Options for sharing cuda code between program groups / pipelines

From the topic titled “How does optix code compilation work?”:

I had a follow up question on this point. If we take C++ compilation as an example, we can generate .obj files from .cpp files, which can then be linked together with symbol resolution to generate a final executable. A similar pattern for an optix pipeline might be to generate an optix module containing various shared utility functions and just supply that module when generating the final pipeline. Your comment leads me to believe that this may be possible but I’m not seeing how to do it using the current APIs. Hopefully I’m overlooking something. The issue is that a pipeline only takes ProgramGroups (not modules) as inputs, and for each ProgramGroup entry point it seems like you can only specify a single module.

Up until now, I’ve been inlining all shared functions so they get (conceptually) duplicated in each program group, so I’m wondering if there a way to do this without inlining, using a form of symbol resolution, or is inlining the recommended approach for code sharing between optix program groups / pipelines?

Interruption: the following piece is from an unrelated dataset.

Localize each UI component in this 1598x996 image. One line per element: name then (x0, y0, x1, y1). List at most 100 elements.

(Also noted is that another potential way to share code is via direct/continuation callables. I’m ignoring that option for now since it seems to require additional programmatic setup code for each function you want to share.)

Hi Mark,

I’m seeing a few different issues in your question that could be answered separately.

First, code that calls any OptiX device functions (prefixed with “optix”) is always going to be inlined. If your utility code has no dependences and doesn’t call OptiX device functions, then it can probably be shared, but otherwise inlining is the only choice.

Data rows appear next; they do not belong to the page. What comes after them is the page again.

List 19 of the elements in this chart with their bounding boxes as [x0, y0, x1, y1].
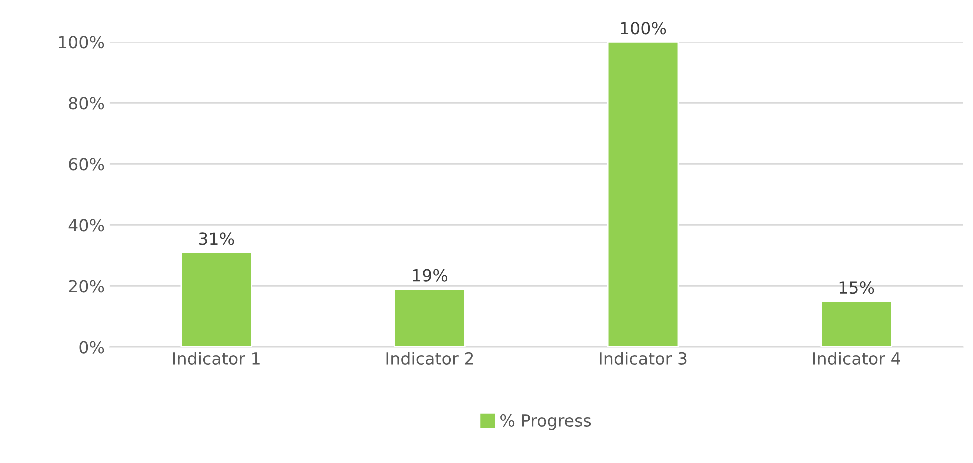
x-tick-label: Indicator 1	[173, 352, 260, 366]
bar	[820, 300, 892, 348]
data-label: 19%	[413, 269, 448, 282]
bar	[180, 252, 253, 348]
y-tick-label: 80%	[69, 97, 104, 110]
x-tick-label: Indicator 3	[600, 352, 687, 366]
data-label: 31%	[199, 232, 234, 246]
x-tick-label: Indicator 4	[813, 352, 900, 366]
bar	[394, 288, 466, 348]
y-tick-label: 100%	[59, 36, 104, 49]
y-tick-label: 20%	[69, 280, 104, 293]
y-tick-label: 0%	[80, 341, 104, 354]
x-tick-label: Indicator 2	[386, 352, 474, 366]
y-tick-label: 40%	[68, 219, 104, 232]
data-label: 100%	[621, 22, 666, 35]
y-tick-label: 60%	[69, 158, 104, 171]
legend-label: % Progress	[500, 414, 592, 430]
data-label: 15%	[840, 281, 874, 294]
bar	[607, 42, 680, 348]
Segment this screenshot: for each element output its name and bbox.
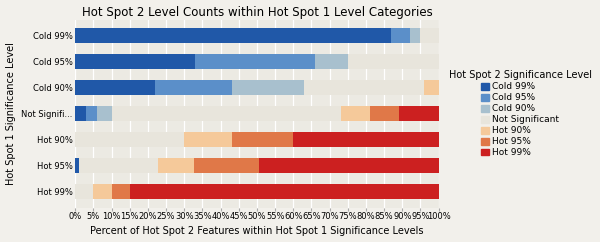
Legend: Cold 99%, Cold 95%, Cold 90%, Not Significant, Hot 90%, Hot 95%, Hot 99%: Cold 99%, Cold 95%, Cold 90%, Not Signif… xyxy=(447,68,593,159)
Bar xyxy=(421,28,439,43)
Bar xyxy=(75,132,184,147)
Bar xyxy=(94,184,112,199)
Bar xyxy=(304,80,424,95)
Bar xyxy=(79,158,158,173)
Bar xyxy=(259,158,439,173)
Title: Hot Spot 2 Level Counts within Hot Spot 1 Level Categories: Hot Spot 2 Level Counts within Hot Spot … xyxy=(82,6,433,19)
Bar xyxy=(86,106,97,121)
Bar xyxy=(112,184,130,199)
Bar xyxy=(315,54,348,69)
Bar xyxy=(158,158,194,173)
Bar xyxy=(391,28,410,43)
Bar xyxy=(155,80,232,95)
Bar xyxy=(232,132,293,147)
X-axis label: Percent of Hot Spot 2 Features within Hot Spot 1 Significance Levels: Percent of Hot Spot 2 Features within Ho… xyxy=(90,227,424,236)
Bar xyxy=(348,54,439,69)
Bar xyxy=(75,158,79,173)
Bar xyxy=(75,80,155,95)
Bar xyxy=(195,54,315,69)
Bar xyxy=(293,132,439,147)
Bar xyxy=(75,28,391,43)
Bar xyxy=(398,106,439,121)
Bar xyxy=(424,80,439,95)
Y-axis label: Hot Spot 1 Significance Level: Hot Spot 1 Significance Level xyxy=(5,42,16,185)
Bar xyxy=(97,106,112,121)
Bar xyxy=(370,106,398,121)
Bar xyxy=(184,132,232,147)
Bar xyxy=(410,28,421,43)
Bar xyxy=(75,54,195,69)
Bar xyxy=(75,106,86,121)
Bar xyxy=(112,106,341,121)
Bar xyxy=(232,80,304,95)
Bar xyxy=(75,184,94,199)
Bar xyxy=(194,158,259,173)
Bar xyxy=(341,106,370,121)
Bar xyxy=(130,184,439,199)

Callables are the primary mechanism we offer for calling shared code without inlining it, and you’re right they do require additional setup. This might not be appropriate for small utility functions, but it does address the question you raised about how to include the shared code in the OptiX Pipeline.

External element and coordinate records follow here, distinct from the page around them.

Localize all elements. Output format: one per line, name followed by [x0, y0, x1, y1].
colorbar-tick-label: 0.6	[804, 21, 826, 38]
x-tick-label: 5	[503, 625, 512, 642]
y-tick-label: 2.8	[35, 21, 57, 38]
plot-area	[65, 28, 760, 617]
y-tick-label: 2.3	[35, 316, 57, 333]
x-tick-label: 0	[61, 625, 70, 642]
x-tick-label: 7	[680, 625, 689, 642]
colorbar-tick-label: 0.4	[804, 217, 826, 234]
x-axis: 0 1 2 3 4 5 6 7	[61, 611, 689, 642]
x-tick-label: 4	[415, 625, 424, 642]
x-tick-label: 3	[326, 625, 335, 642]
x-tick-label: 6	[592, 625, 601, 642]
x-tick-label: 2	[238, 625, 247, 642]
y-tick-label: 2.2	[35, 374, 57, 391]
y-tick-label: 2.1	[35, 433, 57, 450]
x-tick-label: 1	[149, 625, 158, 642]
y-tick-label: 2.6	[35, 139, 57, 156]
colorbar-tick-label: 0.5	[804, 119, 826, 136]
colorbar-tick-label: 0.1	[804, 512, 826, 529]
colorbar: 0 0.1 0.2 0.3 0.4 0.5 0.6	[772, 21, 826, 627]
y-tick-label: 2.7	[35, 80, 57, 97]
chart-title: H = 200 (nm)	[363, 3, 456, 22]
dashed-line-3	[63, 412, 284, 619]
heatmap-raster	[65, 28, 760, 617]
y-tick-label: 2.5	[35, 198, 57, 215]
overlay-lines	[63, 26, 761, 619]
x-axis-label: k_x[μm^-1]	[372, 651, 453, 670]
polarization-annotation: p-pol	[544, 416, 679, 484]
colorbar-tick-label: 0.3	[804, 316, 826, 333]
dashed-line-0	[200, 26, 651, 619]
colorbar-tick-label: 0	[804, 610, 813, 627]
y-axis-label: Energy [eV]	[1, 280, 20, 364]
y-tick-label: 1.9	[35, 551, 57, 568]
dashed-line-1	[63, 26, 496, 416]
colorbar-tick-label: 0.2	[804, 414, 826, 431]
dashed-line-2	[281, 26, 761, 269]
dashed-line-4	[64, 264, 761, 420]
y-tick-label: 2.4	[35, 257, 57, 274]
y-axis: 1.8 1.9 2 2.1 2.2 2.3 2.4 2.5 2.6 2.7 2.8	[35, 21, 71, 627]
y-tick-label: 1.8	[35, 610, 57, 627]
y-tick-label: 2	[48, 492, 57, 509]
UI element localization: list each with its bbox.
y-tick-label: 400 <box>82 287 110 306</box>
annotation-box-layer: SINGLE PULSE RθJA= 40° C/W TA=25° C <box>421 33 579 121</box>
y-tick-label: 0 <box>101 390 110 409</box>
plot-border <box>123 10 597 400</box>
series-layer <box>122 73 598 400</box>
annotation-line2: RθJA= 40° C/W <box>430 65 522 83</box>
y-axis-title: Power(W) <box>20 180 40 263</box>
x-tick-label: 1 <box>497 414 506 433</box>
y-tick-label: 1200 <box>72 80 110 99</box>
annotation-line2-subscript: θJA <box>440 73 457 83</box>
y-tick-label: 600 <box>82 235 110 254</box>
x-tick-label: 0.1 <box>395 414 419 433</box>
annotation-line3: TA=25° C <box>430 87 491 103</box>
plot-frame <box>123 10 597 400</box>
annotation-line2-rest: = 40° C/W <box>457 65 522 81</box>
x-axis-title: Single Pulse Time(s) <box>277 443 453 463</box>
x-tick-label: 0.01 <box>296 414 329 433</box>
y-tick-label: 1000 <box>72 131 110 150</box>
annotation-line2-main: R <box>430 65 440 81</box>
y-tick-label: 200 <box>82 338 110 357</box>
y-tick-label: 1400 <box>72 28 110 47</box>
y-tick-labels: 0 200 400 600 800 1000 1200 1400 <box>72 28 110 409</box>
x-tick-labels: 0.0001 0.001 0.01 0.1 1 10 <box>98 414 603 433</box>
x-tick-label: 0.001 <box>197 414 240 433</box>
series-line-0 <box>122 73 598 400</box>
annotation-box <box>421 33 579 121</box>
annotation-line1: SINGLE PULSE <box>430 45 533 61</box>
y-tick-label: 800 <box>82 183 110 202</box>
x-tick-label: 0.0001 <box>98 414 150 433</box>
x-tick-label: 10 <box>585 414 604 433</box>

Sharing vs inlining are two potentially different things. You might want both, which is the main reason our SDK examples share utility code by duplicating the definitions. Inlining usually benefits code execution speed at the expense of compile time, so we tend to recommend inlining unless compile times are problematic, even for shared utility code. While this next suggestion doesn’t address the issue of how to include shared code outside of a ProgramGroup, I believe you can declare device functions you’d like to share as extern, and refer to them across modules via having a forward extern declaration in the module that does not have the function’s definition. You could elect to compile the definitions of shared code in one of the modules needed by your program groups, and refer to them from the other modules. But be really careful with this, since it could slow down your code dramatically, it’s not typically a great solution for sharing a lot of small utility functions. Instead of being inlined, the extern-declared functions will each turn into a function call (even in the same module) that will use extra registers and can lead to register spilling. If utility functions call other utility functions, you could accidentally end up with an expensive recursive call chain. On top of this, preventing inlining also prevents optimization across the call boundary, which can do ugly things like force constants into memory that used to be compiled out. Getting the behavior you want, and finding the right balance between inlined and not-inlined code might actually be easier with the explicit control that callable programs offer, despite the extra work it takes to set them up.


David.

Thanks for the detailed explanation David! That clears things up. I mainly wanted to check I wasn’t missing out on another mechanism for code sharing that I wasn’t aware of. I hadn’t explored callables much before, but it’s time to take a closer look since they do sound like they fit the bill for our use case.

Mark